Reputation: 326
I have a df with multiple columns and values. Say:
ID | Name | Cost |
---|---|---|
123 | Jo | $10 |
345 | Bella | $20 |
567 | IgnoreMe | $5000 |
I also have a defined list of names to ignore. In this example, it contains one value, but it can have more.

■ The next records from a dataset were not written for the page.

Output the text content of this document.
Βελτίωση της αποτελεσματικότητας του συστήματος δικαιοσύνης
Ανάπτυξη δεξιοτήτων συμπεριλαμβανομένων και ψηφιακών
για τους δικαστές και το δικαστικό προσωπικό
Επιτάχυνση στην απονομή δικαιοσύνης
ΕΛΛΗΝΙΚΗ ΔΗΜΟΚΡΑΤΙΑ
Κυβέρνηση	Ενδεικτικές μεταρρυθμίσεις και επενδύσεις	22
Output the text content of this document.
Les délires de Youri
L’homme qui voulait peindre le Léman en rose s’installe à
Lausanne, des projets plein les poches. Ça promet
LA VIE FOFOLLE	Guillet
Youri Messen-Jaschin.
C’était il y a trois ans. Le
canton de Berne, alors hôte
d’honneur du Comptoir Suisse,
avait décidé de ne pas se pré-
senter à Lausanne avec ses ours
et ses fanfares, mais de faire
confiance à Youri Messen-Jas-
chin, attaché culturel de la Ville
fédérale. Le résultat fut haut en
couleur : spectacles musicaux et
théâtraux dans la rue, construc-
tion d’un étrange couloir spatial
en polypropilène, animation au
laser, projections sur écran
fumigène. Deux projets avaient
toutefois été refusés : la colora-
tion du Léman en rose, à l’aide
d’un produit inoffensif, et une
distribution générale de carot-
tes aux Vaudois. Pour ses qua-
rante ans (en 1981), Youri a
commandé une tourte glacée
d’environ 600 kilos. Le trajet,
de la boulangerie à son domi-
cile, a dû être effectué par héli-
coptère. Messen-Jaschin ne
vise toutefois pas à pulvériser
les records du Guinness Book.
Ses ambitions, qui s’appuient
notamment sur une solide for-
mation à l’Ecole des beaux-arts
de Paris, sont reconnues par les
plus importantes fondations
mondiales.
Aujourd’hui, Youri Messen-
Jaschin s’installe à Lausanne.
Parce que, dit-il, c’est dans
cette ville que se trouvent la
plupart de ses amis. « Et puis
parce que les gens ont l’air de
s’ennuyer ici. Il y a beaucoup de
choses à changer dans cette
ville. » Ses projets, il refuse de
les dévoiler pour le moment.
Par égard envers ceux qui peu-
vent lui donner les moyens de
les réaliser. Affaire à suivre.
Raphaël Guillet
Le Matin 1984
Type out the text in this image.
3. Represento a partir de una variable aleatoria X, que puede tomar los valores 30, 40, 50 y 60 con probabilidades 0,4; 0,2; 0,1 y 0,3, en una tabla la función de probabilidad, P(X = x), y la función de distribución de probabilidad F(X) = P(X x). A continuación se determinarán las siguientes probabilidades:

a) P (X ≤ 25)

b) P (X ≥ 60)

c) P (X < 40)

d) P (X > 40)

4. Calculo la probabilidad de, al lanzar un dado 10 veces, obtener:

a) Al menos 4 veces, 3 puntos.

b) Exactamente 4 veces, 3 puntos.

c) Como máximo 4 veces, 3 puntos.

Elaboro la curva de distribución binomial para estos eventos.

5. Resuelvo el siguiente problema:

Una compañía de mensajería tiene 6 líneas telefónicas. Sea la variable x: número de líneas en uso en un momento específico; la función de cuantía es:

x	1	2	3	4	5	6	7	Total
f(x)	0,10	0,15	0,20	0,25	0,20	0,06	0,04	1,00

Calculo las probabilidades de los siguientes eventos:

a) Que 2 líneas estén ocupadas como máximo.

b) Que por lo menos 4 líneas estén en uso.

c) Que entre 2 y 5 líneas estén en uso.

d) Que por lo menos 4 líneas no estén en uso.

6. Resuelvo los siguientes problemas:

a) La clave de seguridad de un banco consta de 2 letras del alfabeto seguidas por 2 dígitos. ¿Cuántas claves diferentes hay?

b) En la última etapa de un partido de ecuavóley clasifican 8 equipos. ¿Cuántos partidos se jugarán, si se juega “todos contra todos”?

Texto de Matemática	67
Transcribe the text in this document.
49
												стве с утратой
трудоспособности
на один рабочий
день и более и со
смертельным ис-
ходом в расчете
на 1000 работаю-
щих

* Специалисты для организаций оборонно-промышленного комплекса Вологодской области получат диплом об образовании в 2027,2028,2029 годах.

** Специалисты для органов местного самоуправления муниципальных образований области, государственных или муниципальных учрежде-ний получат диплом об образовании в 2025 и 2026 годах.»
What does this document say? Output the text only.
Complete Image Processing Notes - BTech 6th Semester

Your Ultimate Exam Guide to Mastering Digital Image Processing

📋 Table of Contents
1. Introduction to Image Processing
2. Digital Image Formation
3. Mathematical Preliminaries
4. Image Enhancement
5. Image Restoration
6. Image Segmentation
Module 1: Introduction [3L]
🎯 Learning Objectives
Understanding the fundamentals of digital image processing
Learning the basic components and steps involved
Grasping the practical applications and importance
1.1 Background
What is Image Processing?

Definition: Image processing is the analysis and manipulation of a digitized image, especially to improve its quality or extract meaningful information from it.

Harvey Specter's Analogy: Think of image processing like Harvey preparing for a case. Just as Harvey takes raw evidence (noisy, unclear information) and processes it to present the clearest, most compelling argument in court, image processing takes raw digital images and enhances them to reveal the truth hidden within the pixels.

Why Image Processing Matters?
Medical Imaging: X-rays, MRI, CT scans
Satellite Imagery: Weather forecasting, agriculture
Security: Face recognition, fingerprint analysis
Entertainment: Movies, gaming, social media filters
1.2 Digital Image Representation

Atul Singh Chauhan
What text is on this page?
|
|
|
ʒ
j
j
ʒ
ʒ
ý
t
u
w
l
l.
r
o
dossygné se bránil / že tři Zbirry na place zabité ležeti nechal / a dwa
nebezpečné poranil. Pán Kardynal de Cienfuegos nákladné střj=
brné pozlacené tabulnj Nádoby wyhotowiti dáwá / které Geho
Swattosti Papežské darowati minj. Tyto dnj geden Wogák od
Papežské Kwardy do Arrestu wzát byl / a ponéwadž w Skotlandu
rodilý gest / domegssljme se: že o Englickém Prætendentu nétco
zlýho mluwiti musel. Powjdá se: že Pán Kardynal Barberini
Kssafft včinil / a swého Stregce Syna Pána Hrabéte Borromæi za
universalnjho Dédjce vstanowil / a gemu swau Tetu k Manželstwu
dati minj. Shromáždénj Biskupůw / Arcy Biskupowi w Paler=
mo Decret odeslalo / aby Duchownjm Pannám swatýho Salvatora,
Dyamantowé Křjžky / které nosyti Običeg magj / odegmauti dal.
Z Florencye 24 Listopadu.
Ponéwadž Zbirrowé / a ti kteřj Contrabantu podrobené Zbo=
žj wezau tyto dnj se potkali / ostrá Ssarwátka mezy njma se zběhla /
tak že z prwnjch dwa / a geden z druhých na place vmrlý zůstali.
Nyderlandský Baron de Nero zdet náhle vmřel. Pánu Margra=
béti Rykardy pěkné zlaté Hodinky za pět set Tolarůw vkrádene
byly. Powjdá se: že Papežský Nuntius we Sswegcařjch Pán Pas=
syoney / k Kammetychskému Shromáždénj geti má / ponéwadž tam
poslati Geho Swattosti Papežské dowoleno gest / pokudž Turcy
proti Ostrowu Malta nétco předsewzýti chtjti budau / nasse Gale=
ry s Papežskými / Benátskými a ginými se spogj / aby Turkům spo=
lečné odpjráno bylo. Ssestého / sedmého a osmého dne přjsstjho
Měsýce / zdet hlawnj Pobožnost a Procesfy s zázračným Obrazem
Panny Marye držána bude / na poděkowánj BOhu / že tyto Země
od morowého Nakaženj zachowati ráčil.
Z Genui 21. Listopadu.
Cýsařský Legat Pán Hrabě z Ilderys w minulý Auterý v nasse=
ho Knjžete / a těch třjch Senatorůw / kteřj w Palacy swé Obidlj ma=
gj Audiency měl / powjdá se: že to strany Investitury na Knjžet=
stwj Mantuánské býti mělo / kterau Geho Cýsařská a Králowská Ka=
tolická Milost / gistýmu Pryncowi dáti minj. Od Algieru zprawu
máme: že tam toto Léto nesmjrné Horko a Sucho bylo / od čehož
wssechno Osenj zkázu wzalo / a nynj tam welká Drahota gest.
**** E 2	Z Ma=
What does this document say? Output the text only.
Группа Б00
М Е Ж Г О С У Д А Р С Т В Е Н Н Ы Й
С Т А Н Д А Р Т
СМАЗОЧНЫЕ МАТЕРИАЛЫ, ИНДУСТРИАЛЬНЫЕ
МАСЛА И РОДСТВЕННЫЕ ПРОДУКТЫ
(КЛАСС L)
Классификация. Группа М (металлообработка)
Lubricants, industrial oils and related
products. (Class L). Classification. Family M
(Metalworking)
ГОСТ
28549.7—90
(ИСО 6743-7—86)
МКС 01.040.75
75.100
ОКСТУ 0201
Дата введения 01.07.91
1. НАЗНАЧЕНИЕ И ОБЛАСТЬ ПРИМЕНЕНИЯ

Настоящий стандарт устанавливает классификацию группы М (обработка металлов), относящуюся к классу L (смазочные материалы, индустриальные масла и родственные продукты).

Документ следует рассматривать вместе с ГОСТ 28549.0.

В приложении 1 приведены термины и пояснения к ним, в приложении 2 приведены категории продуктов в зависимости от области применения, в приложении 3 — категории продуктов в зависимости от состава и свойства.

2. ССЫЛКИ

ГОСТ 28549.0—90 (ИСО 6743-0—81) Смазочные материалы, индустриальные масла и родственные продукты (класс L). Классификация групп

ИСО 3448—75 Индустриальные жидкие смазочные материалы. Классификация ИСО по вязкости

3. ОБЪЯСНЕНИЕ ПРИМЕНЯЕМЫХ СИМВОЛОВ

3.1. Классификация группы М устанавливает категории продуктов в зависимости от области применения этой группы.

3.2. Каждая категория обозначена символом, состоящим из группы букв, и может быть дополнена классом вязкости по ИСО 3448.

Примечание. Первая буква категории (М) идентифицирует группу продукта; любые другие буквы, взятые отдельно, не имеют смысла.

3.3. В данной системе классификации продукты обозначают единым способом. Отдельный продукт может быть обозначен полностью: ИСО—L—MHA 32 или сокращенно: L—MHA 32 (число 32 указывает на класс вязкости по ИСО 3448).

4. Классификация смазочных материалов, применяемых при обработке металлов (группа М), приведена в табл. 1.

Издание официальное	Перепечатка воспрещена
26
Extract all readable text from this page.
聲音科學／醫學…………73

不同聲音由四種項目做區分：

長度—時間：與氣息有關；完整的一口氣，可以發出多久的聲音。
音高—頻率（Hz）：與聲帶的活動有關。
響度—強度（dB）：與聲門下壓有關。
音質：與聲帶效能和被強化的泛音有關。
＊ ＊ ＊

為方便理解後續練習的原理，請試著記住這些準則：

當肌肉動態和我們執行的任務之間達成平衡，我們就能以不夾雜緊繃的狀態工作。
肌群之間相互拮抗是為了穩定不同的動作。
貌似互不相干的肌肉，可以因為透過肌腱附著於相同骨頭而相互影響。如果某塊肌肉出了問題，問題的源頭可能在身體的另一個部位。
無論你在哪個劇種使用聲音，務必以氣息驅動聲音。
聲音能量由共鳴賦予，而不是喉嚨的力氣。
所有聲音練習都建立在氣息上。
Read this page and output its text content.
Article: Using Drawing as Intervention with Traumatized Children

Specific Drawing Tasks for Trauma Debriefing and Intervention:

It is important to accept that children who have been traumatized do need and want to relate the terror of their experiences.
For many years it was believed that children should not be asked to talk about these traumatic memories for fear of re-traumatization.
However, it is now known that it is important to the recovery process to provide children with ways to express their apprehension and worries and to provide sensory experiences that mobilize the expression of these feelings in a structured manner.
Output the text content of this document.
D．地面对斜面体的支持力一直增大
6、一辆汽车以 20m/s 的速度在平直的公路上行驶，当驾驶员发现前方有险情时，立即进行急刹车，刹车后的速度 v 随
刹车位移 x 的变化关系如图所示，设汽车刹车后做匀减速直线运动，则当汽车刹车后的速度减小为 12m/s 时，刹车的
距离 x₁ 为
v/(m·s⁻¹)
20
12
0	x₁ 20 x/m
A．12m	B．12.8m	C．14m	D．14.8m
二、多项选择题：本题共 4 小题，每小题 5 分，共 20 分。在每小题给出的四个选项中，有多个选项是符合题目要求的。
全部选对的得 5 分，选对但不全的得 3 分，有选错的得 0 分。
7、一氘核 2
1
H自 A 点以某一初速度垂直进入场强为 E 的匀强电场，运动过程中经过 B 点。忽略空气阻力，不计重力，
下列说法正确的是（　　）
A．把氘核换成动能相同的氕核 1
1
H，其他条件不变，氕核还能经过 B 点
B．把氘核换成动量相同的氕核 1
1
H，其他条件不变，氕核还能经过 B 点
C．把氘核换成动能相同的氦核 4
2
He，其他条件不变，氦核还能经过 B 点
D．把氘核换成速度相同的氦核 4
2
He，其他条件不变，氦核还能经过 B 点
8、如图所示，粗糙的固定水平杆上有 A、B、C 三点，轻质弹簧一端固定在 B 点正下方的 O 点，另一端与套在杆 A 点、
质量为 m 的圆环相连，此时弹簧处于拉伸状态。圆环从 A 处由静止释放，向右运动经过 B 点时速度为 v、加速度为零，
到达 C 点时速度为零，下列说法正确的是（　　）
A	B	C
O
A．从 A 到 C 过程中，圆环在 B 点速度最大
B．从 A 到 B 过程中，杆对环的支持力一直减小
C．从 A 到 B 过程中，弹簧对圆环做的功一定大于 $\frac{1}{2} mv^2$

names_to_ignore = ['ignoreme']
The goal is to replace all cost values with null when Name
is in the ignore list.
I tried:
#aligning conventions
df = df.apply(lambda var: var.lower())
ignore_set = [x.lower() for x in ignore_set]
#ignoring
df.loc[df['Name'] in ignore_set, 'Cost'] = ''
But it didn't work. I get:
ValueError: The truth value of a Series is ambiguous. Use a.empty, a.bool(), a.item(), a.any() or a.all().
Any thoughts?
Upvotes: 0
Views: 43
Reputation: 1247
You can try np.where()
.
df['cost'] = np.where( (n for n in df['Name'] if n in names_to_ignore), None, df['cost'])
Upvotes: 0
Reputation: 24324
Try:
names_to_ignore = ['ignoreme','IgnoreMe']
Finally:
c=df['Name'].isin(names_to_ignore) #checking if this condition satisfies or not
df.loc[c,'Cost']=float('NaN')
OR
via np.where()
:
#import numpy as np
df['Cost']=np.where(c,np.nan,c)
OR
via mask()
:
df['Cost']=df['Cost'].mask(c)
OR
via where()
:
df['Cost']=df['Cost'].where(~c)
Upvotes: 1